Beestie 05-13-2006 02:30 AM

Quote:

Originally Posted by xoxoxoBruce
Those people are the problem, without them spam would disappear. :mad:

They are also responsible for the proliferation of "Paid Programming" that fills my channel listing after midnight. I think they are all like that lady in Napolean Dynamite who spoke on behalf of many with her concise and to-the-point "I want that."

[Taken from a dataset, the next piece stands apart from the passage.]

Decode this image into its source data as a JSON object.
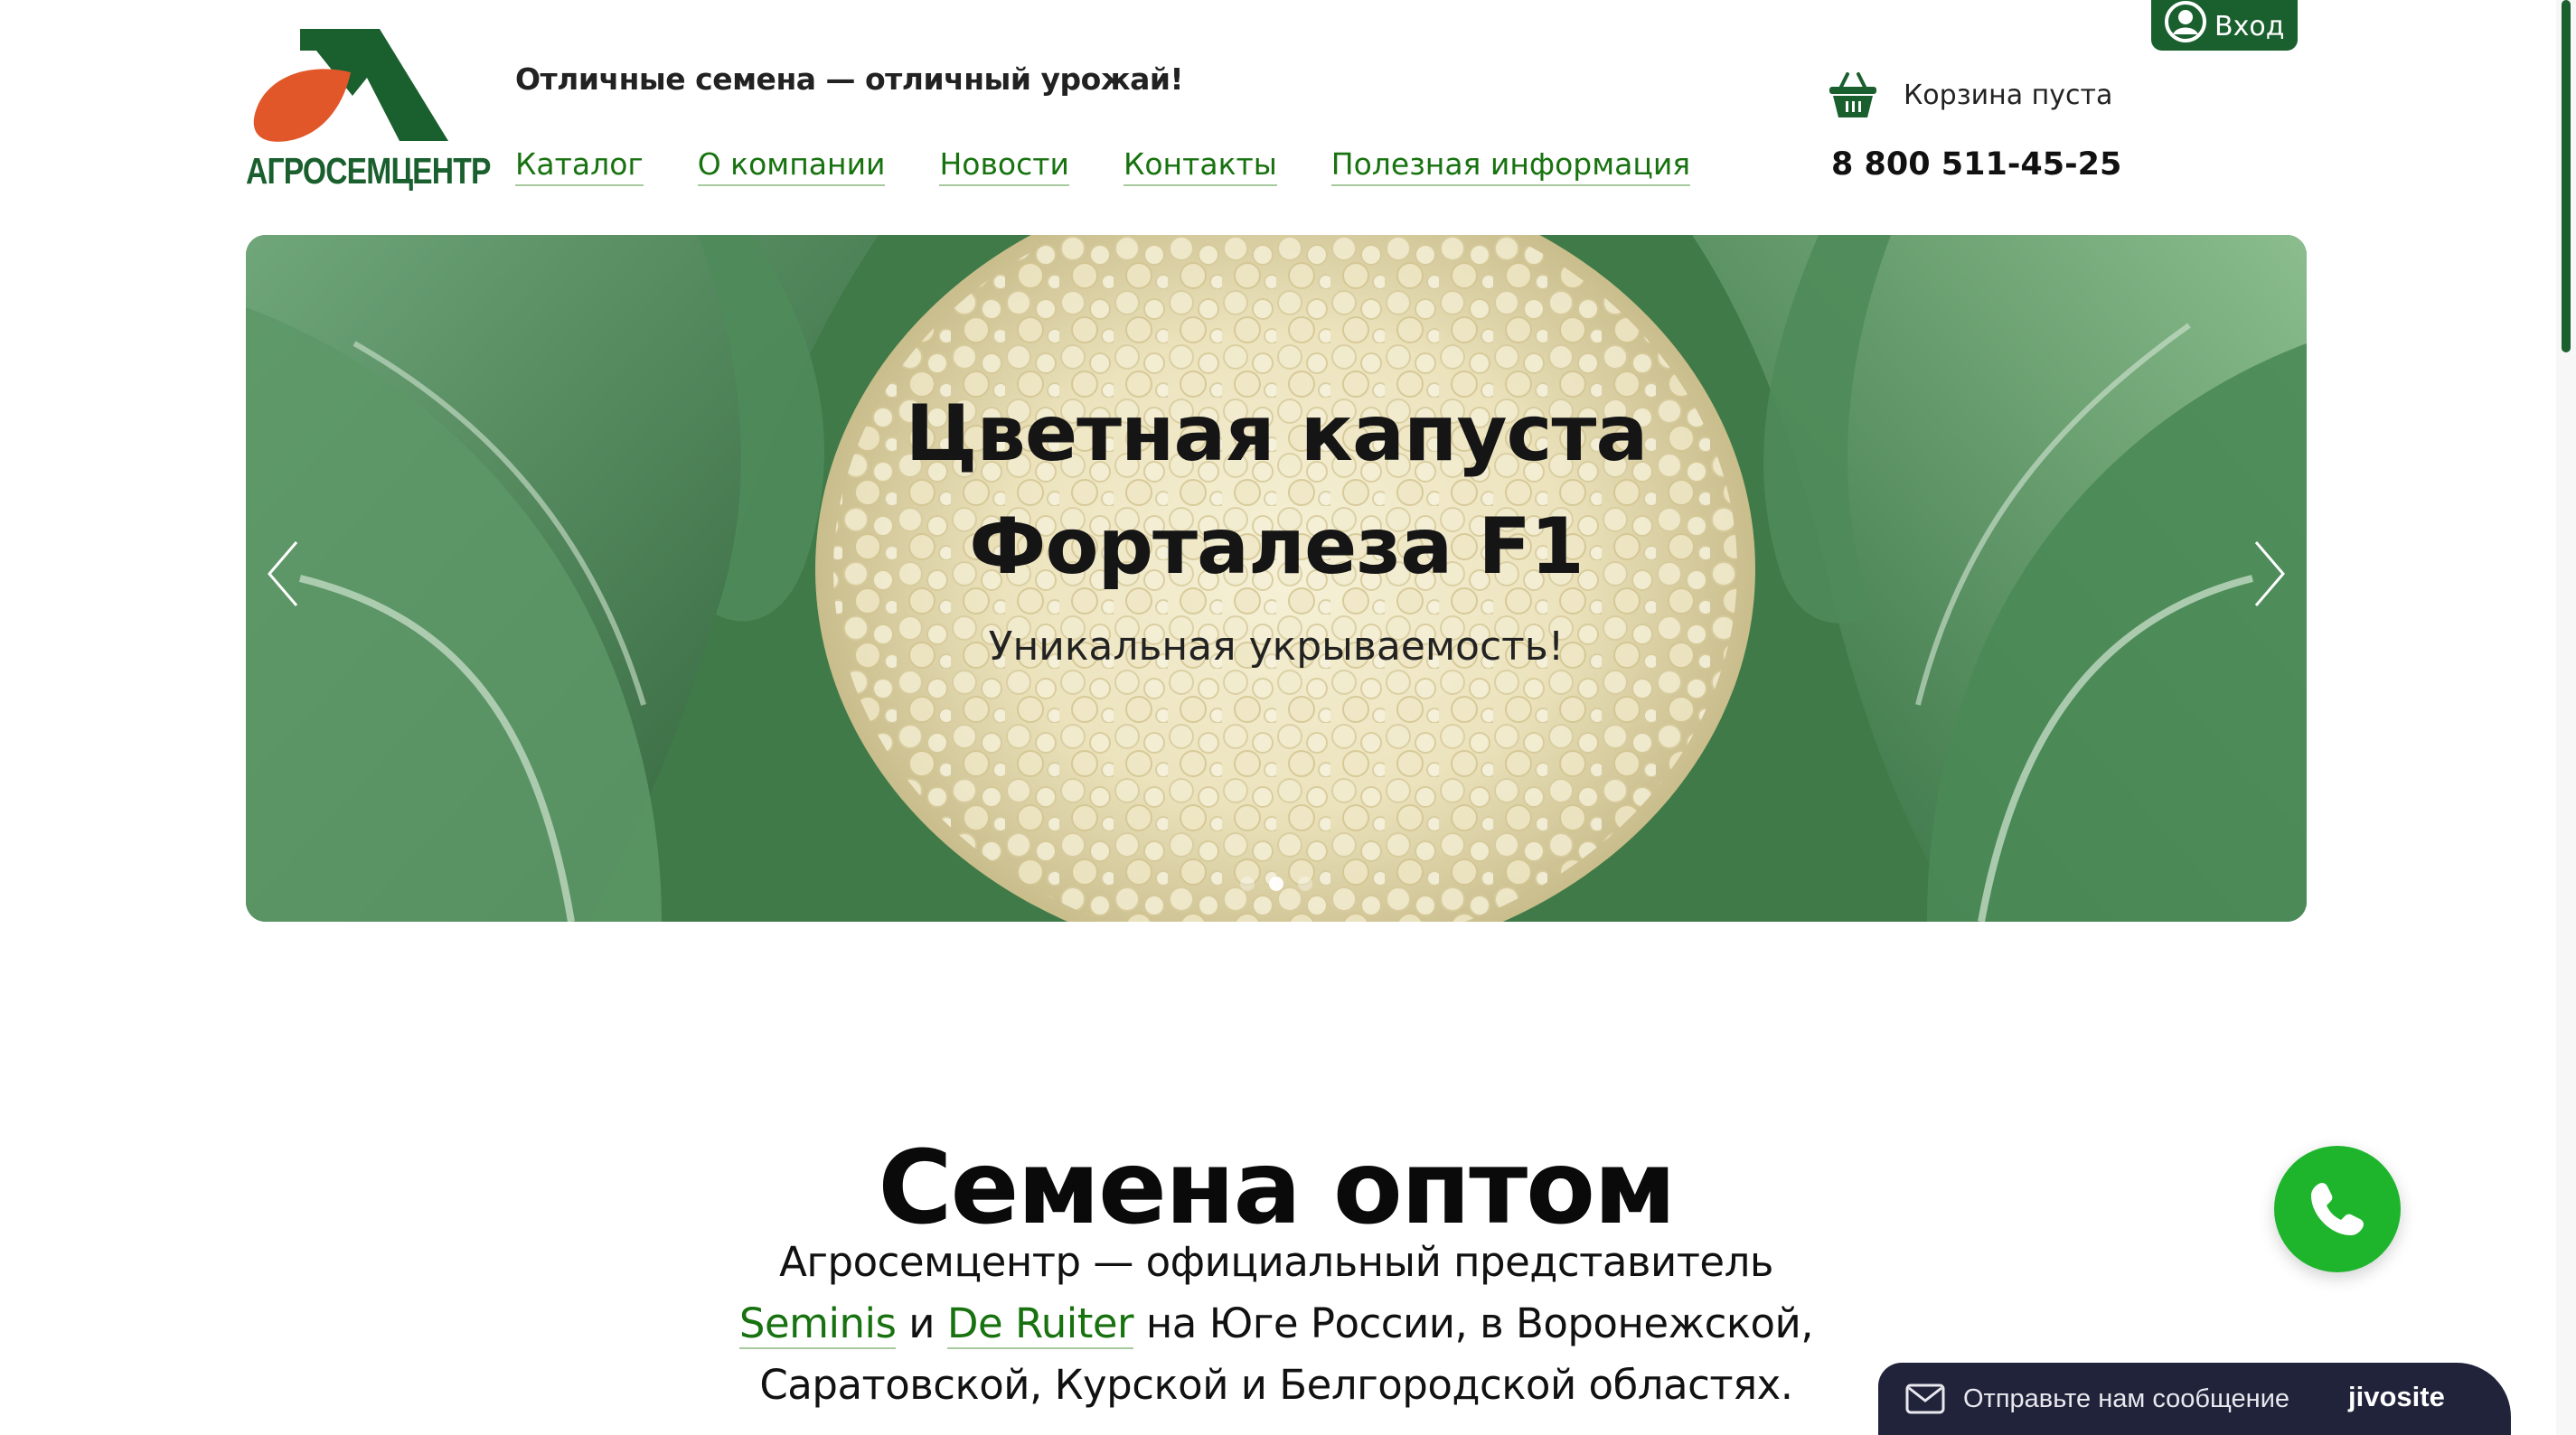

Speaking of Paid Programming, let's put a list together of pitch people we would like to see... uh... hmmmm... catapulted into deep space:

I'll start:

Billy Mays (some one please put the end of his pigtail in a garbage disposal)
Gunther Renky (the kitchen device guy)
That perfect hair real estate dude
John Basedow (the -2% body fat dude)
The bald guy who sells Orik (sp?) vacuums.

xoxoxoBruce 05-19-2006 06:31 PM

I can't contribute any names, because I don't watch them. ;)

Ibby 05-20-2006 11:19 AM

Quote:

Originally Posted by SteveDallas
...we just spent $2500 to purchase a Barracuda spam filter appliance...

And I'll bet you that their company pays for a good deal of spam, just to increase the need for their BIG money-maker.